Although a possible 14 different weather elements for each TAF can be analysed (including wind, precipitation, cloud etc) this study presents results for visibility and cloud-base only. The event thresholds for verification are based on ICAO thresholds, with a reliability table being compiled for each. Although tables are collated monthly, analysis is based on aggregate samples for the 12 preceding months, thus eliminating seasonal variation and much of the noise associated with smaller monthly samples. Verifying METAR observations are generally performed half-hourly, so 18 separate forecasts are entered into the reliability table for a single 9-hour TAF. PROB30, PROB40 and TEMPO are interpreted as 30%, 40%, and 30% forecasts respectively for the event. BECMG forecasts crossing a threshold are interpreted as a linear change in probability between 0% and 100% over the duration of the BECMG forecast.
The different scoring methods for probabilistic forecasts that can be derived from reliability tables, and that are compared here include:
- Brier score (and Brier score decomposition),
- Ranked probability score,
- Skill scores, based on persistence and null-event forecasts,
- Contingency table scores (e.g., ETS, Heidke) obtained from summed probabilities,
- Brier climatology skill score,
- ROC (Relative Operating Characteristic) curve area.

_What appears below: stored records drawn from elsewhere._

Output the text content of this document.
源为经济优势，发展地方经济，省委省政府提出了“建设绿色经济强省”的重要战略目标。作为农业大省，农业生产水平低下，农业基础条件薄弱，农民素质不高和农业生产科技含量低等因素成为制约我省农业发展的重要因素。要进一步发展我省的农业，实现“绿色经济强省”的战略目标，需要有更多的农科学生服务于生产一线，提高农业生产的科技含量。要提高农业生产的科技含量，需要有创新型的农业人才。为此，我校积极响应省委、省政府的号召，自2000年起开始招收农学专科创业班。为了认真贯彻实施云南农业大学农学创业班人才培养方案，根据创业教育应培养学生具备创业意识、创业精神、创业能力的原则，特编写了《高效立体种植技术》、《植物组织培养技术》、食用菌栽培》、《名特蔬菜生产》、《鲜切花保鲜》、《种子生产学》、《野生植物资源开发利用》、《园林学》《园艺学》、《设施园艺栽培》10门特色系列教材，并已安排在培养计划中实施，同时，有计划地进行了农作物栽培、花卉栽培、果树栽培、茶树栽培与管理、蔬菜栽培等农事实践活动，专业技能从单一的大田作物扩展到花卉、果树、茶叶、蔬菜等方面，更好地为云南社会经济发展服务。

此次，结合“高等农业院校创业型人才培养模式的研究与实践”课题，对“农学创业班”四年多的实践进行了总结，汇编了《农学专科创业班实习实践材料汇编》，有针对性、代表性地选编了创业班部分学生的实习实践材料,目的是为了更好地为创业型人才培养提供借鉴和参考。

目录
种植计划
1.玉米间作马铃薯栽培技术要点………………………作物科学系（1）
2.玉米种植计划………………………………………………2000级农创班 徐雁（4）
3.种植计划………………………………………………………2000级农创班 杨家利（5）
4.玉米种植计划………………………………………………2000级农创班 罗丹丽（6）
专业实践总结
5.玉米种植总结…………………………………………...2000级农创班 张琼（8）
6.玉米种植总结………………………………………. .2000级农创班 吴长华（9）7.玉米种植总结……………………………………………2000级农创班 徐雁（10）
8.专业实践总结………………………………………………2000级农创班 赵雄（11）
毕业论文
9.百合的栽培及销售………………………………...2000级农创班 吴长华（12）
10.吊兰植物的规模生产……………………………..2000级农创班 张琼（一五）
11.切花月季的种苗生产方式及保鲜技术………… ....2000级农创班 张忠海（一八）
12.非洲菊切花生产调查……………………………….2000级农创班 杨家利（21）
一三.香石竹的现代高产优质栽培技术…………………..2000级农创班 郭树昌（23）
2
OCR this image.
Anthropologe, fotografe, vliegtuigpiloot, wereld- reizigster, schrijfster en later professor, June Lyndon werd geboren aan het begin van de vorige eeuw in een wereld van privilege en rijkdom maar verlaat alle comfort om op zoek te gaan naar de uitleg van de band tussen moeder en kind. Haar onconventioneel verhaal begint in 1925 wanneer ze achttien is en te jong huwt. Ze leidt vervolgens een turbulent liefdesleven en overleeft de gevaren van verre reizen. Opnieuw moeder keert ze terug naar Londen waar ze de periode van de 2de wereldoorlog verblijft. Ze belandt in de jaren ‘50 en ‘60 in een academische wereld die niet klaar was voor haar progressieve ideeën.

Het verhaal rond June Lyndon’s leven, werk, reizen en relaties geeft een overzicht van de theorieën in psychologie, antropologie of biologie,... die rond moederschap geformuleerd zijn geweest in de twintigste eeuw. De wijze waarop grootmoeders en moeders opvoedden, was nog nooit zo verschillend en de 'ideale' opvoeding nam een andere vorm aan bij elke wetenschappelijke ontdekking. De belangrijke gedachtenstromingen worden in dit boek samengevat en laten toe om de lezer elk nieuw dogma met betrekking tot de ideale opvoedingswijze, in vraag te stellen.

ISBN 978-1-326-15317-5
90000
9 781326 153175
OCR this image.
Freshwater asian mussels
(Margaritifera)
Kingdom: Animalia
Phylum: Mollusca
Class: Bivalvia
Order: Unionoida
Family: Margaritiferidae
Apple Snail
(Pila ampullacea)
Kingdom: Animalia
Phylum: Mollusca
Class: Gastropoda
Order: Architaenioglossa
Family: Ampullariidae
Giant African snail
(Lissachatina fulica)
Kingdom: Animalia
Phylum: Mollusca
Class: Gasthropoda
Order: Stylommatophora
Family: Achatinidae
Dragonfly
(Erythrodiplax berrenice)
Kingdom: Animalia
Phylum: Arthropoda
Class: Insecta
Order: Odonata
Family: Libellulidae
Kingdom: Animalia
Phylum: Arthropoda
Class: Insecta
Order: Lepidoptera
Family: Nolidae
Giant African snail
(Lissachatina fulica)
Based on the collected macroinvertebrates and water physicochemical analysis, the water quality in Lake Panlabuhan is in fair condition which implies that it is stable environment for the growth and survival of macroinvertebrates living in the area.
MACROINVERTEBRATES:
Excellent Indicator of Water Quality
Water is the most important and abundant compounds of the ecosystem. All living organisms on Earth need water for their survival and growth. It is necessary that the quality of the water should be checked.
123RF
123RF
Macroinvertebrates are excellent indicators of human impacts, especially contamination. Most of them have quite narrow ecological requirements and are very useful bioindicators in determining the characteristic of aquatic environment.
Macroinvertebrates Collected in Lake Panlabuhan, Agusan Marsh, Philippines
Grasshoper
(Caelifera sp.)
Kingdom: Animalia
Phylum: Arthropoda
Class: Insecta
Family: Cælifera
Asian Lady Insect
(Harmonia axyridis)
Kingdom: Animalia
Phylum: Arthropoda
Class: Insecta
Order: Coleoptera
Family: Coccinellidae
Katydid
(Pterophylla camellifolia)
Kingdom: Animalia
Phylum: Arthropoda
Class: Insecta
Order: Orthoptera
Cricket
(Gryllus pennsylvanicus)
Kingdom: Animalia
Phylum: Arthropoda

Despite the different formulations for the different scores, if they are all good measures of forecast quality they should demonstrate the same trends, showing rising and falling skill in the same way. Preliminary investigation indicates the Brier score is often sensitive to changes in sample climatology, while ROC area is sometimes insensitive to changing forecast skill. Averaging scores for different weather elements can camouflage trends in forecast performance. In addition, we conclude that although single scores can provide a useful summary to management, they are insufficient to provide a complete assessment of forecast quality, especially to the forecaster trying to improve his forecast.